Latest update November 14th, 2024 1:00 AM
Dec 22, 2013 News
…NIS now owns 76 per cent of Berbice Bridge
Financial Analyst, Christopher Ram, has accused the Private Sector Commission (PSC) of resorting to intrigue, diversion, distortion and deception to divert attention from the fact that the National Insurance Scheme (NIS) now owns 76 per cent of the Berbice River Bridge Company.
According to Ram, the PSC in its most recent statement on the Bridge Company Inc. was unwilling to acknowledge this.
He pointed to the PSC statement that read, “as far as we are aware, the government directly or indirectly has no investment in, or liability relating to, the [Berbice River] bridge at this time.”
Ram described this as a crudely disguised political response to A Partnership for National Unity (APNU’s) call for reduced toll charges across the Berbice River.
That statement issued by the Private Sector Commission drew questions from some of the PSC membership about the process leading up to its issue.
Ram said that instead of addressing the concerns of whether the statement was authorised by the PSC Executive rather than authored by Ramesh Dookhoo at the behest of Ron Webster, the PSC after an unsuccessful investigation into an email “leak” resorted to distortions.
He said that its latest offering reveals that NICIL has sold to the NIS, 950 million worth of preference shares in the Berbice Bridge Company Inc., the existence of which it never acknowledged, let alone the ownership of those shares, even in statutory filings signed by then Company Secretary, Winston Brassington.
According to Ram, the sale does not alter the factual nature of his earlier response to the PSC statement.
He reminded of his position when he said Government, inclusive of the NIS, owns 76 per cent of the issued shares of the company.
The PSC had argued that NIS is an institutional investor which bought the 950 million shares.
According to Ram, “It is hard to believe that the PSC does not know that a transfer from one government controlled entity (NICIL) to another (NIS) does not alter the Government’s direct and indirect investment in the issued shares of BBCI.
“Does the PSC truly believe that being an institutional investor in the Bridge Company alters the legal nature and status of the NIS…And does it not agree that following the sale, the NIS now owns 76 per cent of the issued shares in the Company?”
According to Ram, the PSC has refused to acknowledge that NIS is Government-controlled.

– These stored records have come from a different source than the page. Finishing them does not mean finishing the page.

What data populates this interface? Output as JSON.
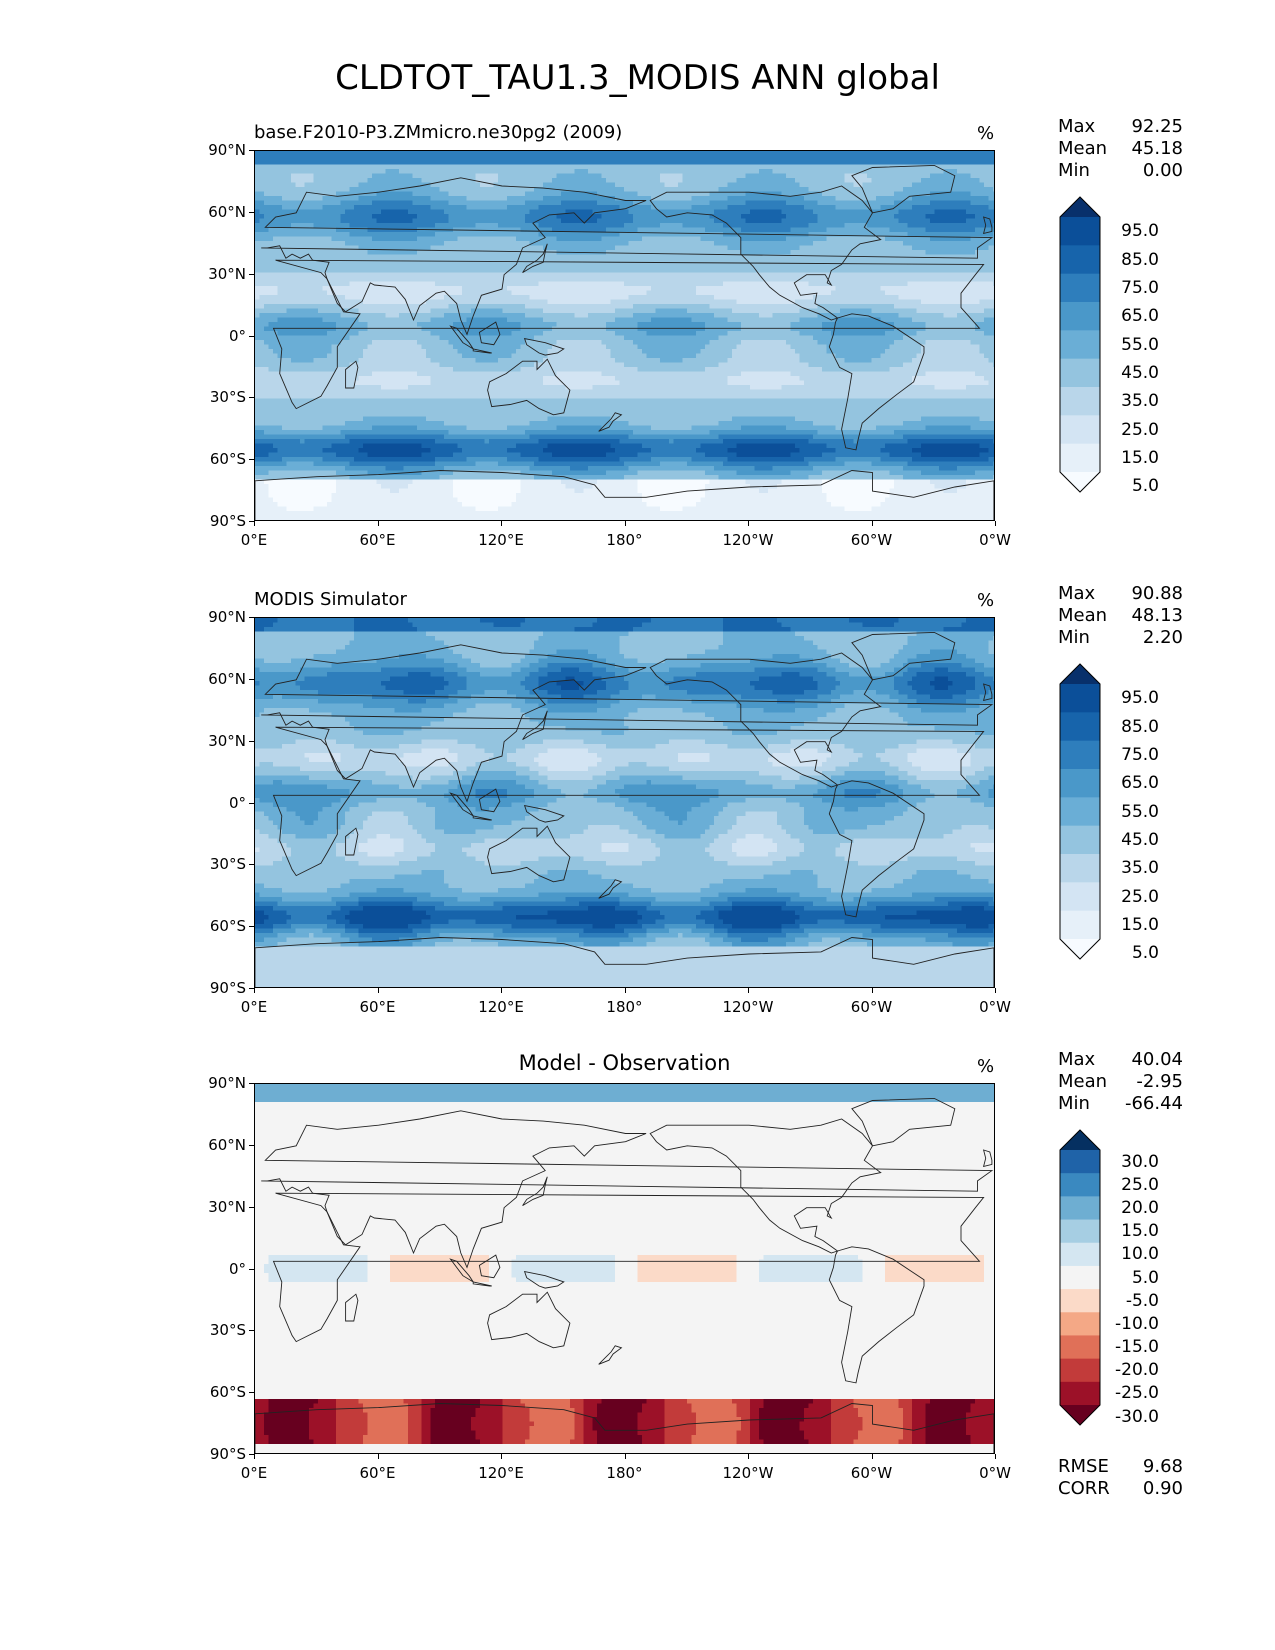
{
  "figure": {
    "title": "CLDTOT_TAU1.3_MODIS ANN global"
  },
  "axes": {
    "lat_ticks": [
      "90°N",
      "60°N",
      "30°N",
      "0°",
      "30°S",
      "60°S",
      "90°S"
    ],
    "lon_ticks": [
      "0°E",
      "60°E",
      "120°E",
      "180°",
      "120°W",
      "60°W",
      "0°W"
    ]
  },
  "panels": [
    {
      "title": "base.F2010-P3.ZMmicro.ne30pg2 (2009)",
      "title_style": "left",
      "units": "%",
      "stats": [
        {
          "label": "Max",
          "value": "92.25"
        },
        {
          "label": "Mean",
          "value": "45.18"
        },
        {
          "label": "Min",
          "value": "0.00"
        }
      ],
      "colorbar": {
        "labels": [
          "95.0",
          "85.0",
          "75.0",
          "65.0",
          "55.0",
          "45.0",
          "35.0",
          "25.0",
          "15.0",
          "5.0"
        ],
        "colors": [
          "#08306b",
          "#0b4f99",
          "#1764ab",
          "#2e7ebc",
          "#4a98c9",
          "#6aaed6",
          "#94c4df",
          "#b9d6ea",
          "#d3e4f3",
          "#e6f0f9",
          "#f7fbff"
        ]
      }
    },
    {
      "title": "MODIS Simulator",
      "title_style": "left",
      "units": "%",
      "stats": [
        {
          "label": "Max",
          "value": "90.88"
        },
        {
          "label": "Mean",
          "value": "48.13"
        },
        {
          "label": "Min",
          "value": "2.20"
        }
      ],
      "colorbar": {
        "labels": [
          "95.0",
          "85.0",
          "75.0",
          "65.0",
          "55.0",
          "45.0",
          "35.0",
          "25.0",
          "15.0",
          "5.0"
        ],
        "colors": [
          "#08306b",
          "#0b4f99",
          "#1764ab",
          "#2e7ebc",
          "#4a98c9",
          "#6aaed6",
          "#94c4df",
          "#b9d6ea",
          "#d3e4f3",
          "#e6f0f9",
          "#f7fbff"
        ]
      }
    },
    {
      "title": "Model - Observation",
      "title_style": "center",
      "units": "%",
      "stats": [
        {
          "label": "Max",
          "value": "40.04"
        },
        {
          "label": "Mean",
          "value": "-2.95"
        },
        {
          "label": "Min",
          "value": "-66.44"
        }
      ],
      "colorbar": {
        "labels": [
          "30.0",
          "25.0",
          "20.0",
          "15.0",
          "10.0",
          "5.0",
          "-5.0",
          "-10.0",
          "-15.0",
          "-20.0",
          "-25.0",
          "-30.0"
        ],
        "colors": [
          "#053061",
          "#1f63a8",
          "#3a89c0",
          "#6eaed2",
          "#a6cee3",
          "#d4e6f1",
          "#f4f4f4",
          "#fbdac8",
          "#f4a886",
          "#e07058",
          "#c23b3a",
          "#9c1128",
          "#67001f"
        ]
      },
      "footer_stats": [
        {
          "label": "RMSE",
          "value": "9.68"
        },
        {
          "label": "CORR",
          "value": "0.90"
        }
      ]
    }
  ]
}
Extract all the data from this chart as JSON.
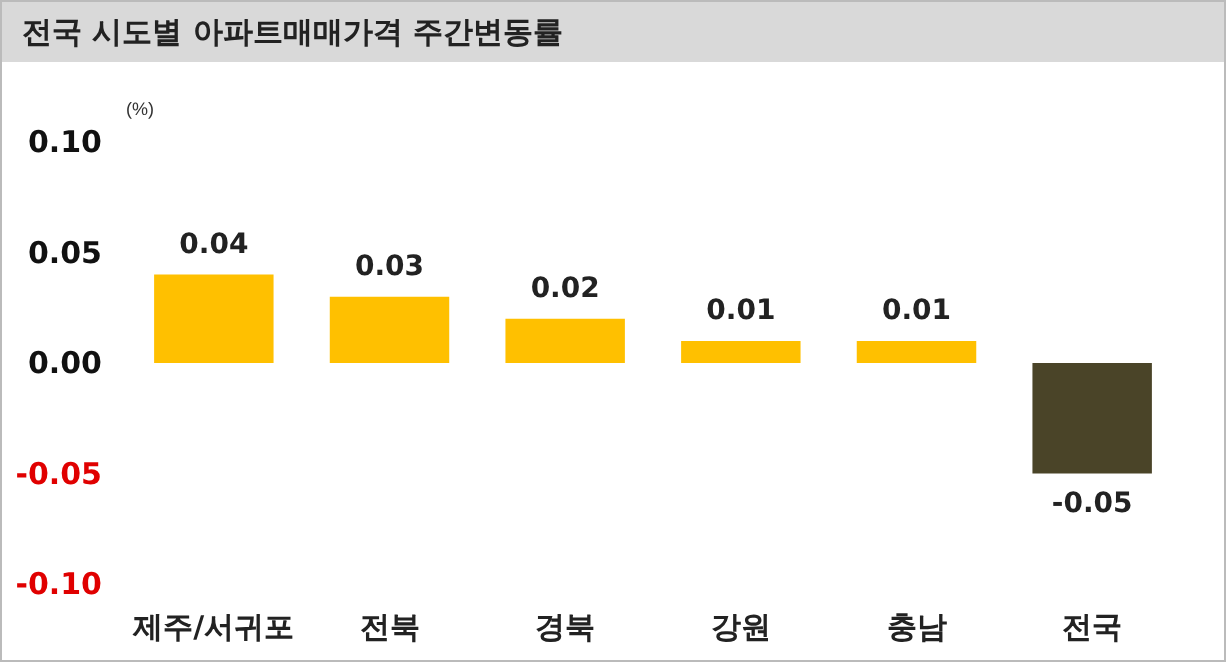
{
  "chart_data": {
    "type": "bar",
    "title": "전국 시도별 아파트매매가격 주간변동률",
    "ylabel": "(%)",
    "categories": [
      "제주/서귀포",
      "전북",
      "경북",
      "강원",
      "충남",
      "전국"
    ],
    "values": [
      0.04,
      0.03,
      0.02,
      0.01,
      0.01,
      -0.05
    ],
    "colors": [
      "#ffc000",
      "#ffc000",
      "#ffc000",
      "#ffc000",
      "#ffc000",
      "#4a4428"
    ],
    "ylim": [
      -0.1,
      0.1
    ],
    "yticks": [
      {
        "value": -0.1,
        "label": "-0.10"
      },
      {
        "value": -0.05,
        "label": "-0.05"
      },
      {
        "value": 0,
        "label": "0.00"
      },
      {
        "value": 0.05,
        "label": "0.05"
      },
      {
        "value": 0.1,
        "label": "0.10"
      }
    ],
    "data_labels": true
  }
}
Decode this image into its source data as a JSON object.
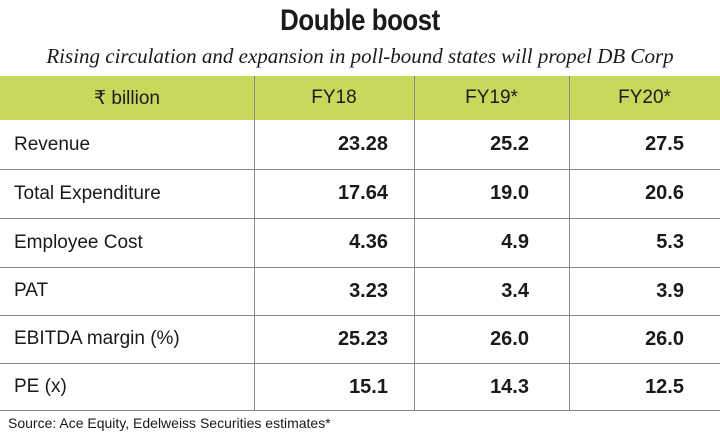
{
  "title": "Double boost",
  "subtitle": "Rising circulation and expansion in poll-bound states will propel DB Corp",
  "table": {
    "headers": [
      "₹ billion",
      "FY18",
      "FY19*",
      "FY20*"
    ],
    "rows": [
      {
        "label": "Revenue",
        "values": [
          "23.28",
          "25.2",
          "27.5"
        ]
      },
      {
        "label": "Total Expenditure",
        "values": [
          "17.64",
          "19.0",
          "20.6"
        ]
      },
      {
        "label": "Employee Cost",
        "values": [
          "4.36",
          "4.9",
          "5.3"
        ]
      },
      {
        "label": "PAT",
        "values": [
          "3.23",
          "3.4",
          "3.9"
        ]
      },
      {
        "label": "EBITDA margin (%)",
        "values": [
          "25.23",
          "26.0",
          "26.0"
        ]
      },
      {
        "label": "PE (x)",
        "values": [
          "15.1",
          "14.3",
          "12.5"
        ]
      }
    ]
  },
  "source": "Source: Ace Equity, Edelweiss Securities estimates*",
  "colors": {
    "header_bg": "#c8d85a",
    "rules": "#8a8a8a"
  }
}
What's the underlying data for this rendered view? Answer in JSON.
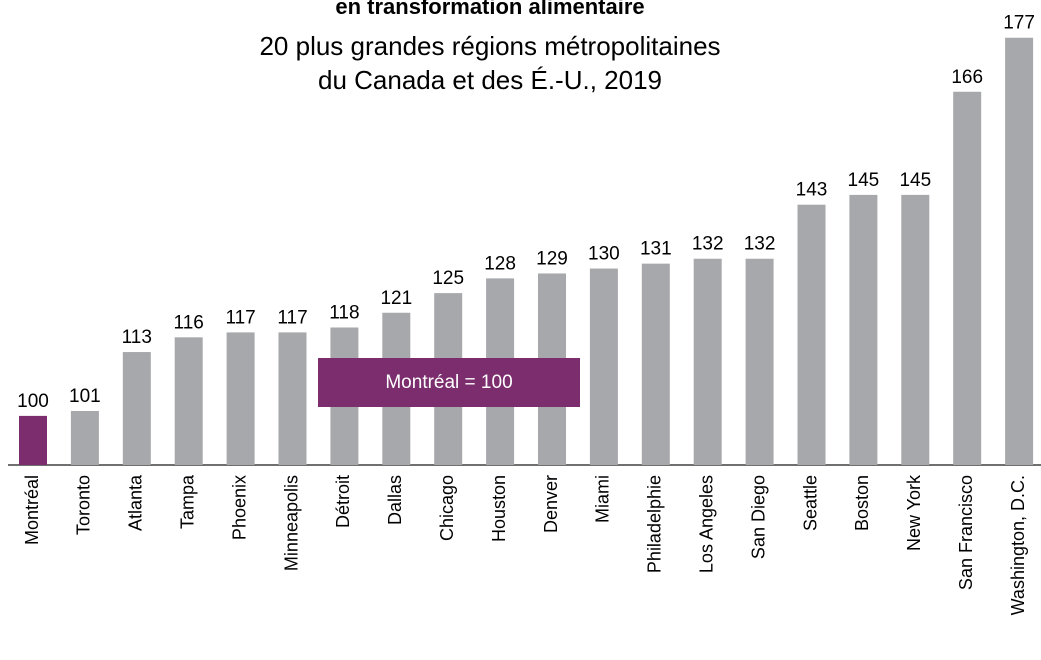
{
  "chart_data": {
    "type": "bar",
    "title": "en transformation alimentaire",
    "subtitle": [
      "20 plus grandes régions métropolitaines",
      "du Canada et des É.-U., 2019"
    ],
    "annotation": "Montréal = 100",
    "categories": [
      "Montréal",
      "Toronto",
      "Atlanta",
      "Tampa",
      "Phoenix",
      "Minneapolis",
      "Détroit",
      "Dallas",
      "Chicago",
      "Houston",
      "Denver",
      "Miami",
      "Philadelphie",
      "Los Angeles",
      "San Diego",
      "Seattle",
      "Boston",
      "New York",
      "San Francisco",
      "Washington, D.C."
    ],
    "values": [
      100,
      101,
      113,
      116,
      117,
      117,
      118,
      121,
      125,
      128,
      129,
      130,
      131,
      132,
      132,
      143,
      145,
      145,
      166,
      177
    ],
    "colors": [
      "#7b2d6e",
      "#a7a8ac",
      "#a7a8ac",
      "#a7a8ac",
      "#a7a8ac",
      "#a7a8ac",
      "#a7a8ac",
      "#a7a8ac",
      "#a7a8ac",
      "#a7a8ac",
      "#a7a8ac",
      "#a7a8ac",
      "#a7a8ac",
      "#a7a8ac",
      "#a7a8ac",
      "#a7a8ac",
      "#a7a8ac",
      "#a7a8ac",
      "#a7a8ac",
      "#a7a8ac"
    ],
    "annotation_color": "#7b2d6e",
    "ylim": [
      90,
      180
    ]
  }
}
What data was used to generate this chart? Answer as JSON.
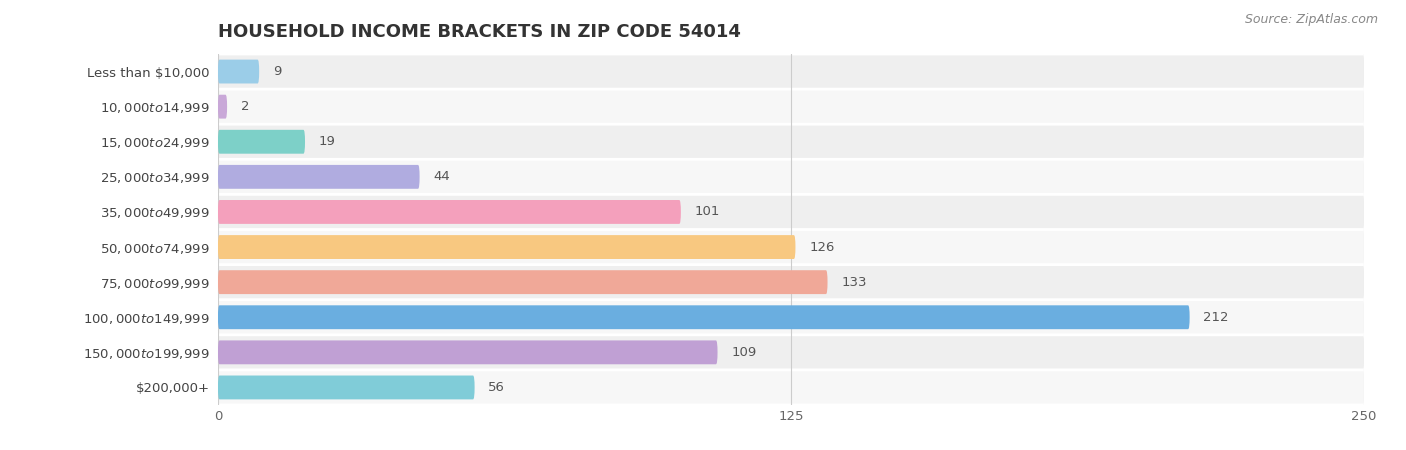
{
  "title": "HOUSEHOLD INCOME BRACKETS IN ZIP CODE 54014",
  "source": "Source: ZipAtlas.com",
  "categories": [
    "Less than $10,000",
    "$10,000 to $14,999",
    "$15,000 to $24,999",
    "$25,000 to $34,999",
    "$35,000 to $49,999",
    "$50,000 to $74,999",
    "$75,000 to $99,999",
    "$100,000 to $149,999",
    "$150,000 to $199,999",
    "$200,000+"
  ],
  "values": [
    9,
    2,
    19,
    44,
    101,
    126,
    133,
    212,
    109,
    56
  ],
  "bar_colors": [
    "#9bcde8",
    "#c9a8d8",
    "#7dd0c8",
    "#b0ace0",
    "#f4a0bc",
    "#f8c880",
    "#f0a898",
    "#6aaee0",
    "#c0a0d4",
    "#80ccd8"
  ],
  "row_bg_colors": [
    "#efefef",
    "#f7f7f7"
  ],
  "bar_bg_color": "#e0e0e8",
  "xlim_max": 250,
  "xticks": [
    0,
    125,
    250
  ],
  "title_fontsize": 13,
  "label_fontsize": 9.5,
  "value_fontsize": 9.5,
  "source_fontsize": 9
}
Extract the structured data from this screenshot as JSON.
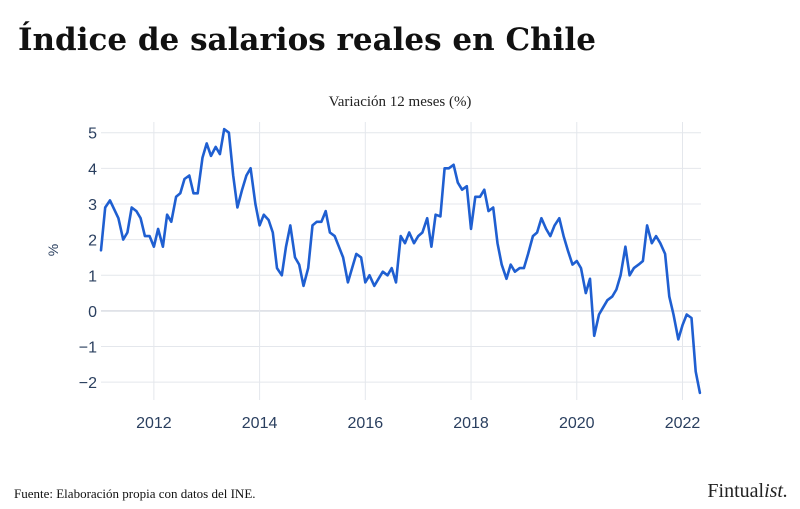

“It cannot be outside of their knowledge that by law, the Minister of Finance appoints everyone of the Scheme’s eight non-executive directors as well as its sole ex-officio director. And again by law, that the Scheme is under-written by the Consolidated Fund.”
Ram said that the PSC dishonestly claims that he “pointed” to Government’s ownership of a Special Share as “evidence of ownership”.
“Coming from the PSC, such distortions are unsurprising but no less dishonourable.”
Ram said, “I find it hard to tell whether the bigger problem for the PSC is being honest or being accurate.”
He said that in responding to the PSC’s call to him to extricate them from the embarrassing situation in which they found themselves, Brassington, NICIL’s CEO, could not avoid revealing that NICIL’s coffers are now swollen by the proceeds of the sale of the preference shares with an original book value of $950 million.
“I believe that this is the first public intimation of that sale.”
He said that with strong public relations link between the PSC and NICIL, it was relatively easy for the PSC to recruit Brassington to divulge to them information to shape their response, “including the small matter of a billion dollar transaction.”
He said that NICIL and the NIS must now provide the public with full particulars of the preference shares sale transaction, including the persons engaged in the negotiations; the date the transaction took place; the price at which the shares changed hands; the basis of the valuation; and whether the shares were sold ex-div or cum-div, that is, with or without the dividends payable at the date of the transaction.
NIS General Manager, Doreen Nelson, said that she could not remember when the scheme bought 950 million shares in the Berbice River Bridge from NICIL.
Nelson was contacted yesterday, to ascertain when the shares were purchased from NICIL. She said that she could not remember the exact date but that the information was at her office.
Efforts to contact Winston Brassington, who heads up NICIL proved futile.
NICIL, the government holding agency for national assets, and headed by Brassington, sold all of the $950M worth shares that it had to the NIS. There was no announcement of this sale.
NIS is in receipt of healthy dividends on the $80M it had initially invested, while NICIL had waived collecting any dividends on the $950M it had plugged into the construction of the bridge.
The original investors in the Berbice bridge were NICIL with 950 million shares, Bobby Ramroop’s New GPC, NIS, CLICO, and Secure International Finance Company had 80 million shares each. Hand in Hand and Demerara Contractors each held 40 million shares.
The CLICO shares have since been sold to New GPC making Ramroop the largest single private shareholder in the bridge and with NICIL selling its 950 million shares to NIS, that body now holds 1.03 billion shares in the bridge.